The film stars Adam Roarke as Person and Larry Bishop as Brandy. If those names sound familiar, they should; both were staples of the leather-and-chrome biker circuit (Hells Angels on Wheels, The Savage Seven). Here, they play two stuntmen who have finally had enough of the shallow Tinseltown grind. Trading the movie set for the open road, they decide to pivot into the high-stakes world of international narcotics. Joined by Person’s sister Brigitte, played by the ethereal Alexandra Hay (Skidoo), the trio heads south of the border to move weight across Mexico.

There’s no real story to speak of, but it does feature early roles for Penny Marshall and Rob Reiner as the couple the bikers are buying drugs from. Despite being filmed in 1971, it sat on a shelf for three years. When it finally emerged, it felt less like a hard-hitting crime drama and more like a nihilistic, 84-minute sitcom episode where the punchlines are replaced by dust and desperation.

There isn’t a traditional story to cling to. Instead, the film functions as a vibe-heavy road movie. It’s a hazy journey through the desert that feels exactly like the era it was born in—unfiltered, aimless, and slightly hungover. Whether that’s your jam or a total drag depends entirely on how much you value vibe over plot. As they say, your mileage may vary.

WEIRD WEDNESDAY: The House That Vanished (1973)

Also known as Scream… and Die!, Please! Don’t Go in the Bedroom and Psycho Sex Fiend, this José Ramón Larraz movie has some amazing taglines like “Are You Planning an Affair? We Can Give You 7 Good Reasons Not to Have Your Next Affair at The House That Vanished, And They’re All DEAD!! 1. George 2. Marsha 3. Ted 4. Linda 5. Ronnie 6. Alice 7. Larry” and “Is it too soon to talk about ’72…that time Paul and Valerie fell in love at first sight and began searching for a place to have an affair — and they kept searching until they found…The House That Vanished.” I mean, they did tell us that it was “In the Great HITCHCOCK Tradition!”

Picked up by American-International Pictures in the U.S., trimmed by 15 minutes and given a really similar campaign – actually, it’s the exact same — as The Last House On the Left, this finds Larraz playing with his favorite toys: fashionable women in danger, pervy photographers, houses in the London countryside, sexual menace and murder.
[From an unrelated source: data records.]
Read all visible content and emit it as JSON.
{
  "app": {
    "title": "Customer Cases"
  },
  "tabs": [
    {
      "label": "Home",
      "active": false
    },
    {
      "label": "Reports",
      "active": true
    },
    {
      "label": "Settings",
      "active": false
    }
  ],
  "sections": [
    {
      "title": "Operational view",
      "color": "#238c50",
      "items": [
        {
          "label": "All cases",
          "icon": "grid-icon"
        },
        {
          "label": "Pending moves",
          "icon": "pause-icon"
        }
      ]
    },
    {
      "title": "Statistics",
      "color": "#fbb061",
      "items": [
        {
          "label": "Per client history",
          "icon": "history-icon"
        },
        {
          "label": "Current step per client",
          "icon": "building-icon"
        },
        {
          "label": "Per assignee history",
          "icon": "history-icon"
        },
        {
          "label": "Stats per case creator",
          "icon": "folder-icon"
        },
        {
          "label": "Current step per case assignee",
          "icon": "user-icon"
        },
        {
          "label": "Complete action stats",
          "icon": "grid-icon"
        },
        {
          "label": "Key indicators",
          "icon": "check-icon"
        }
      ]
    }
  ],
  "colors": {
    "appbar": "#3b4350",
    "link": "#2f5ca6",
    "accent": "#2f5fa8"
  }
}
He kept going back to this well for a bit before throwing Satanism into the stew and, if anything, increasing the sheer levels of filth in his movies. And we were all the better for it.
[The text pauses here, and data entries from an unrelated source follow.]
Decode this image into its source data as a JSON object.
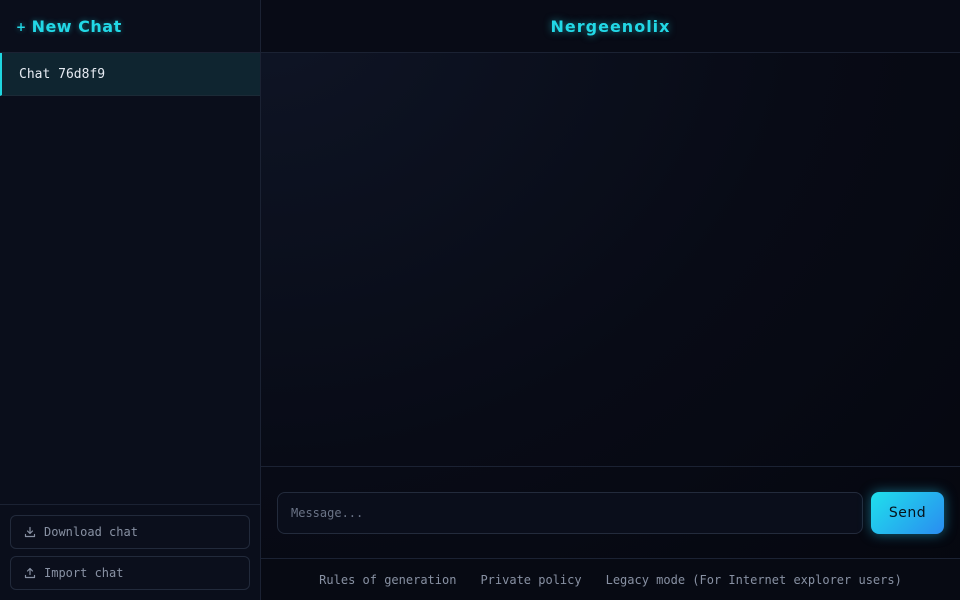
{
  "sidebar": {
    "new_chat_icon": "+",
    "new_chat_label": "New Chat",
    "chats": [
      {
        "label": "Chat 76d8f9",
        "active": true
      }
    ],
    "download_label": "Download chat",
    "download_icon": "download-icon",
    "import_label": "Import chat",
    "import_icon": "upload-icon"
  },
  "header": {
    "title": "Nergeenolix"
  },
  "composer": {
    "placeholder": "Message...",
    "value": "",
    "send_label": "Send"
  },
  "footer": {
    "links": [
      "Rules of generation",
      "Private policy",
      "Legacy mode (For Internet explorer users)"
    ]
  },
  "colors": {
    "accent": "#22d8e6",
    "background": "#070a13",
    "sidebar_bg": "#0a0e1b",
    "active_chat_bg": "#0f2530",
    "send_gradient_start": "#1fe0ec",
    "send_gradient_end": "#2a8cf0",
    "muted_text": "#8891a3"
  }
}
Valerie Jennings (Andrea Allan) is one of those gorgeous women continually threatened by nearly every frame of this movie, starting when she and her photographer boyfriend Terry (Alex Leppard) travel to a shuttered hovel of a home deep in the London woods, a place that’s empty save for a room filled with women’s passports. As they hide in a closet when a new couple arrives, they don’t get to enjoy watching them make love; instead, the male dispatches the female with a switchblade. She runs, and Terry does too, but she never finds him, narrowly escaping to the safety of the big city.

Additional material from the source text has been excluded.